4. Make development rules regional:
Derry said consistent regulations are needed regionally on issues such as zero discharges, retaining forest cover, allowing narrow residential streets, boosting urban density and requiring stormwater treatment.
5. Retrofit developed areas for treatment and flow control:
Many existing buildings were built before stormwater was considered a problem, but he said we need to start retrofitting those buildings soon. “If we only did 5 percent a year, it would take us 20 years.” The goal of the Puget Sound Partnership is to have Puget Sound clean by 2020, but Derry said that goal will be hard to accomplish with existing development dumping untreated stormwater into the system.

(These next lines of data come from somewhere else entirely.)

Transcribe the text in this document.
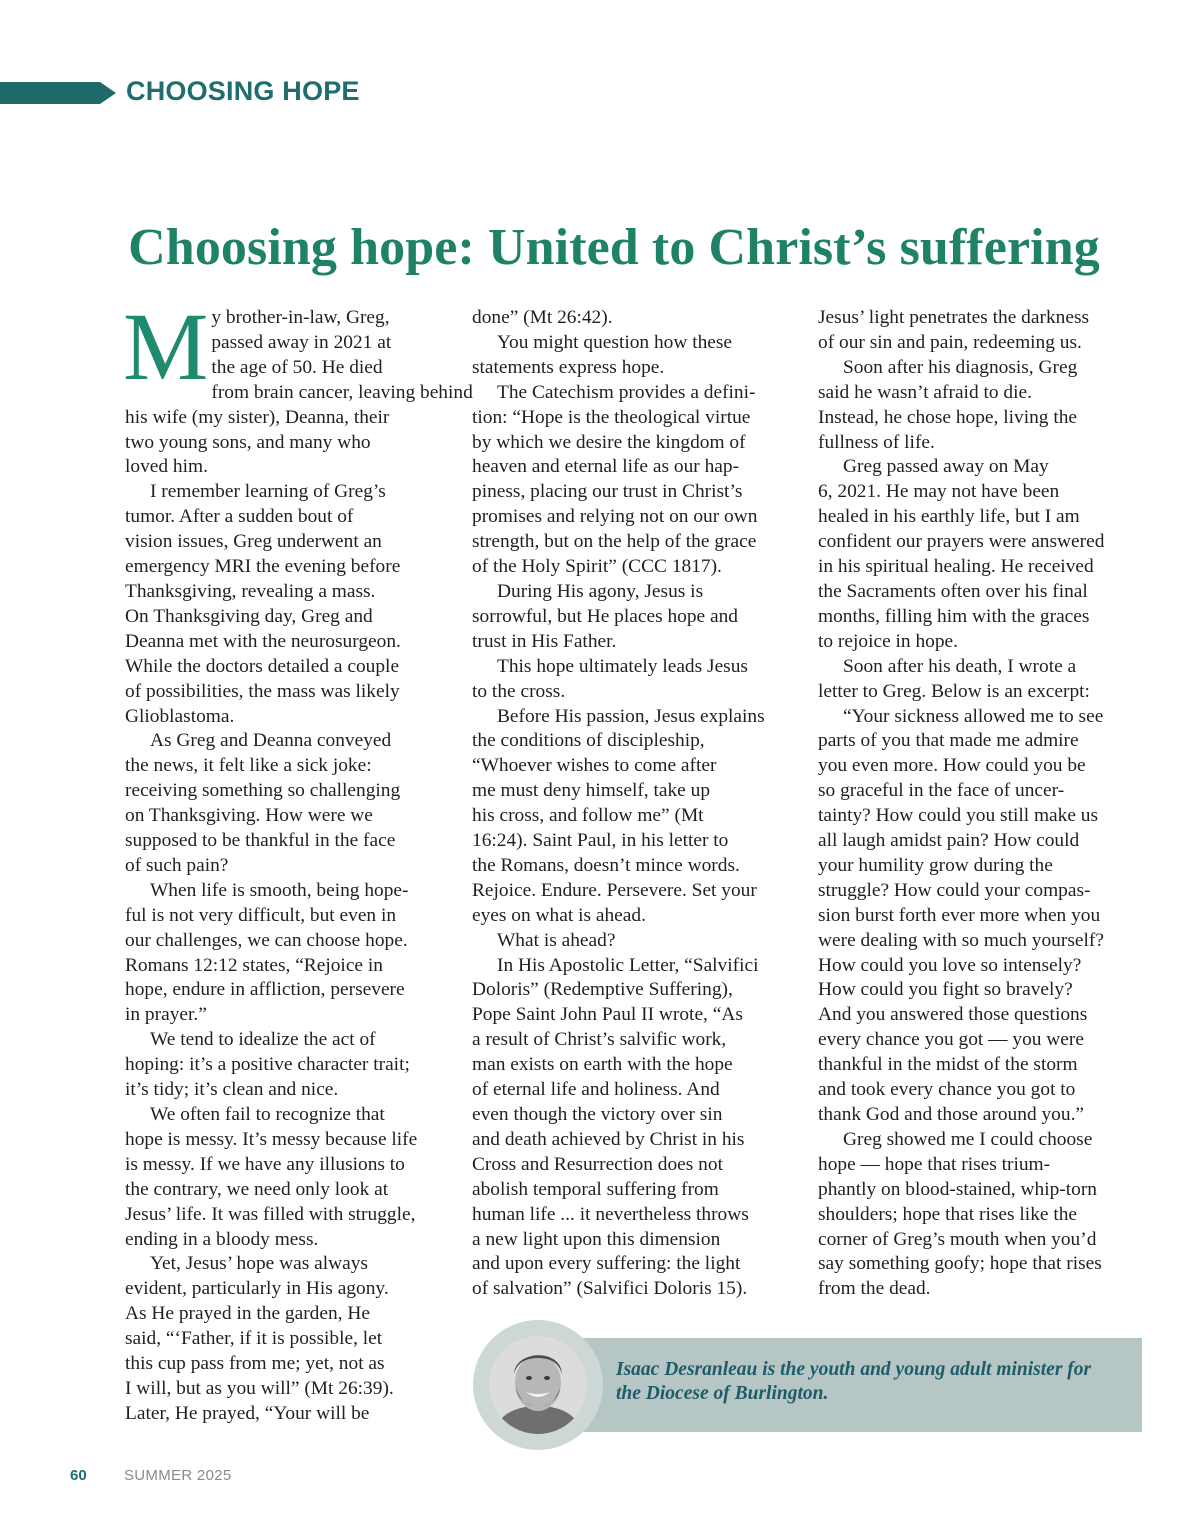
CHOOSING HOPE
Choosing hope: United to Christ’s suffering
M y brother-in-law, Greg,

passed away in 2021 at

the age of 50. He died

from brain cancer, leaving behind

his wife (my sister), Deanna, their

two young sons, and many who

loved him.

I remember learning of Greg’s

tumor. After a sudden bout of

vision issues, Greg underwent an

emergency MRI the evening before

Thanksgiving, revealing a mass.

On Thanksgiving day, Greg and

Deanna met with the neurosurgeon.

While the doctors detailed a couple

of possibilities, the mass was likely

Glioblastoma.

As Greg and Deanna conveyed

the news, it felt like a sick joke:

receiving something so challenging

on Thanksgiving. How were we

supposed to be thankful in the face

of such pain?

When life is smooth, being hope-

ful is not very difficult, but even in

our challenges, we can choose hope.

Romans 12:12 states, “Rejoice in

hope, endure in affliction, persevere

in prayer.”

We tend to idealize the act of

hoping: it’s a positive character trait;

it’s tidy; it’s clean and nice.

We often fail to recognize that

hope is messy. It’s messy because life

is messy. If we have any illusions to

the contrary, we need only look at

Jesus’ life. It was filled with struggle,

ending in a bloody mess.

Yet, Jesus’ hope was always

evident, particularly in His agony.

As He prayed in the garden, He

said, “‘Father, if it is possible, let

this cup pass from me; yet, not as

I will, but as you will” (Mt 26:39).

Later, He prayed, “Your will be

done” (Mt 26:42).

You might question how these

statements express hope.

The Catechism provides a defini-

tion: “Hope is the theological virtue

by which we desire the kingdom of

heaven and eternal life as our hap-

piness, placing our trust in Christ’s

promises and relying not on our own

strength, but on the help of the grace

of the Holy Spirit” (CCC 1817).

During His agony, Jesus is

sorrowful, but He places hope and

trust in His Father.

This hope ultimately leads Jesus

to the cross.

Before His passion, Jesus explains

the conditions of discipleship,

“Whoever wishes to come after

me must deny himself, take up

his cross, and follow me” (Mt

16:24). Saint Paul, in his letter to

the Romans, doesn’t mince words.

Rejoice. Endure. Persevere. Set your

eyes on what is ahead.

What is ahead?

In His Apostolic Letter, “Salvifici

Doloris” (Redemptive Suffering),

Pope Saint John Paul II wrote, “As

a result of Christ’s salvific work,

man exists on earth with the hope

of eternal life and holiness. And

even though the victory over sin

and death achieved by Christ in his

Cross and Resurrection does not

abolish temporal suffering from

human life ... it nevertheless throws

a new light upon this dimension

and upon every suffering: the light

of salvation” (Salvifici Doloris 15).

Jesus’ light penetrates the darkness

of our sin and pain, redeeming us.

Soon after his diagnosis, Greg

said he wasn’t afraid to die.

Instead, he chose hope, living the

fullness of life.

Greg passed away on May

6, 2021. He may not have been

healed in his earthly life, but I am

confident our prayers were answered

in his spiritual healing. He received

the Sacraments often over his final

months, filling him with the graces

to rejoice in hope.

Soon after his death, I wrote a

letter to Greg. Below is an excerpt:

“Your sickness allowed me to see

parts of you that made me admire

you even more. How could you be

so graceful in the face of uncer-

tainty? How could you still make us

all laugh amidst pain? How could

your humility grow during the

struggle? How could your compas-

sion burst forth ever more when you

were dealing with so much yourself?

How could you love so intensely?

How could you fight so bravely?

And you answered those questions

every chance you got — you were

thankful in the midst of the storm

and took every chance you got to

thank God and those around you.”

Greg showed me I could choose

hope — hope that rises trium-

phantly on blood-stained, whip-torn

shoulders; hope that rises like the

corner of Greg’s mouth when you’d

say something goofy; hope that rises

from the dead.

Isaac Desranleau is the youth and young adult minister for
the Diocese of Burlington.
60 SUMMER 2025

6. Ban toxins in construction materials:
There are certain toxins that get dissolved in stormwater including phthalates, which are found in plastic bottles and packaging, zinc, copper and phosphorous. Once they are in stormwater, Derry said, it is very hard to get them out, so he said it is time to ban them through local, state and federal regulations.
7. Limit roads:
More roads mean more impermeable surfaces and less soil to soak up stormwater. Streets must be designed to slow traffic and create walkable communities. Derry said we need to encourage communities that aren’t designed by “carchitects.”
8. Mandatory basin plans
9. Fund regional monitoring
10. Send money
Derry said people might think the answer is just to build more treatment plants. But treatment plants won’t deal with dissolved toxins or damage to watersheds and the species living in them. “(They’re) not a solution except in some very, very overly developed areas,” he said.
Derry said the changes this region needs to make are big and said we need to start talking about them now.
“This isn’t something we can do instantly because we’re affecting the way people use their property and that would be a lot of discussion,” he said, “but we need to start that discussion in serious ways , and the sooner the better.”